“Our customers are skiers looking for adventure,” says Jamie Kunka, head designer and craftsman at Scotland’s Lonely Mountain Skis (LMS). “They want something that can take on piste skiing, ski touring or even freeride ski competitions.” From a workshop in Perthshire, Kunka crafts handmade custom skis using a unique mix of traditional and modern materials and methods to provide a smooth ride – whether in powdery Patagonia or the icy gullies of Aonach Mor in the Scottish Highlands.
Each commission (from £1,100) begins with a consultation – in person or by phone and email – with Kunka, to determine desired fit, performance goals and the types of terrain to be covered, as well as graphics, finishes and veneers. Clients can take inspiration from several of the firm’s existing designs: the all-mountain Sneachda (from £750), which is perfect for use in Europe and beyond; the lightweight-yet-stable expedition Crua (from £750), which plays well in Scandinavia and the Alps; and the Ord (from £900), a powder and freestyle ski with a light balsa/flax core that’s ideal for use in North America and Japan. Kunka is happy to adapt these shapes, as well as to devise new concepts and work to varied ski lengths – which usually range between 168cm and 189cm.

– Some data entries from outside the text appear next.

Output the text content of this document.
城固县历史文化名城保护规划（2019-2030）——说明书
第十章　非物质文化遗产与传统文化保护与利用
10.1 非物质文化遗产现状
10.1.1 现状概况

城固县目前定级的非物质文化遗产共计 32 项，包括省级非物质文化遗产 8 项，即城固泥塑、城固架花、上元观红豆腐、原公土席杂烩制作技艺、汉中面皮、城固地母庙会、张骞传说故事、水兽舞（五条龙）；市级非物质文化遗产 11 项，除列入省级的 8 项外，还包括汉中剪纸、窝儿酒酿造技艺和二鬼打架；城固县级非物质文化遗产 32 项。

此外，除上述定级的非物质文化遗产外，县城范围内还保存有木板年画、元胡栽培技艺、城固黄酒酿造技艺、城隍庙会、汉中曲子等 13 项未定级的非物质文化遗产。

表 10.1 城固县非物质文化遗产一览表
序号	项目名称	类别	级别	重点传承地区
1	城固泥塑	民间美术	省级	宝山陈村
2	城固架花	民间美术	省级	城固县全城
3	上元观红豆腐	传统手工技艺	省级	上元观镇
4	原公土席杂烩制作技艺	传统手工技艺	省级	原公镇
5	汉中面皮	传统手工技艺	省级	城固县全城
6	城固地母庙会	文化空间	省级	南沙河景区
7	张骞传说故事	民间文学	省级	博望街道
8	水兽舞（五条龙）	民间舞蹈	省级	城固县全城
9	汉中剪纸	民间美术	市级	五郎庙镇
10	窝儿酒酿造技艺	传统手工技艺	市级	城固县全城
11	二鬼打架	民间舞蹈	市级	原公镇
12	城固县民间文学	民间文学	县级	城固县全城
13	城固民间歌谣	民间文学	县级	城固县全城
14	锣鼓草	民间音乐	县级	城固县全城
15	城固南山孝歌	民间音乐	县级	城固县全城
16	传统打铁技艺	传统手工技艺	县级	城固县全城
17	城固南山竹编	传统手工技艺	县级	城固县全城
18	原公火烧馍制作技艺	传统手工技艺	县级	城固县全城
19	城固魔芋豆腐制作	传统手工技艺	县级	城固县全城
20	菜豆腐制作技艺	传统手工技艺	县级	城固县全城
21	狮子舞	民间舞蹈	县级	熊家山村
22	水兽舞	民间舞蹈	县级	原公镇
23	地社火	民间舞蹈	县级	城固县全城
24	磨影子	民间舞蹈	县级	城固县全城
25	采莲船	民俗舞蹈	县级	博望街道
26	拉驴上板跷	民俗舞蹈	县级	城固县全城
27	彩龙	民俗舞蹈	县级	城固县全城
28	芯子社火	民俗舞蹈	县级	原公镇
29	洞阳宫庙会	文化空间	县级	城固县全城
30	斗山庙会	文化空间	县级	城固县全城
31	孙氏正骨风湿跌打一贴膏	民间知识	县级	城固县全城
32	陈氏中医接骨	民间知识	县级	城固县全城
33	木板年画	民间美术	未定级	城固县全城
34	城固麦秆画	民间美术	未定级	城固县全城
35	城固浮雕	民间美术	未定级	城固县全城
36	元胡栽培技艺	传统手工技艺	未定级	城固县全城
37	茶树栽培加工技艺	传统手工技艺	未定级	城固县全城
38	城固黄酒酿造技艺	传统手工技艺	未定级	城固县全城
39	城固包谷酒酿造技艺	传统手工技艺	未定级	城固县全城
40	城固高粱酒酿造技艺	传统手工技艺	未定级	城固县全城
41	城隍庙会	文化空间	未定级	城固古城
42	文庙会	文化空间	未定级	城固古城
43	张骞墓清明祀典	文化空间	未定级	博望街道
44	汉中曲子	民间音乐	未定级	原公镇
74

Each hand-finished pair – made of an eight-layer laminate of natural and synthetic fibres with a beech, poplar or maple core – takes between three and five weeks to complete. The bases are sintered 7000 PTex (a polyethylene plastic) and the entire ski is pressed in a vacuum moulding system that ensures even flex. Flax and carbon fibres add strength and flexibility, while the top layer is a beautiful one-of-a-kind hardwood – maple or cherry. Most are capped with a discreet LMS logo, but bespoke clients can request any graphic finishes they fancy. One new embellishment this season is custom pyrography engravings of Scottish nature scenes by graffiti artist-cum-naturalist LeRoc.
These high-performance skis are also pleasingly friendly to the environment. “We use as many sustainable and natural materials as possible; 80 per cent are from grown sources,” says Kunka. “And for every ski we sell, we aim to plant two trees to offset the carbon dioxide we produce.”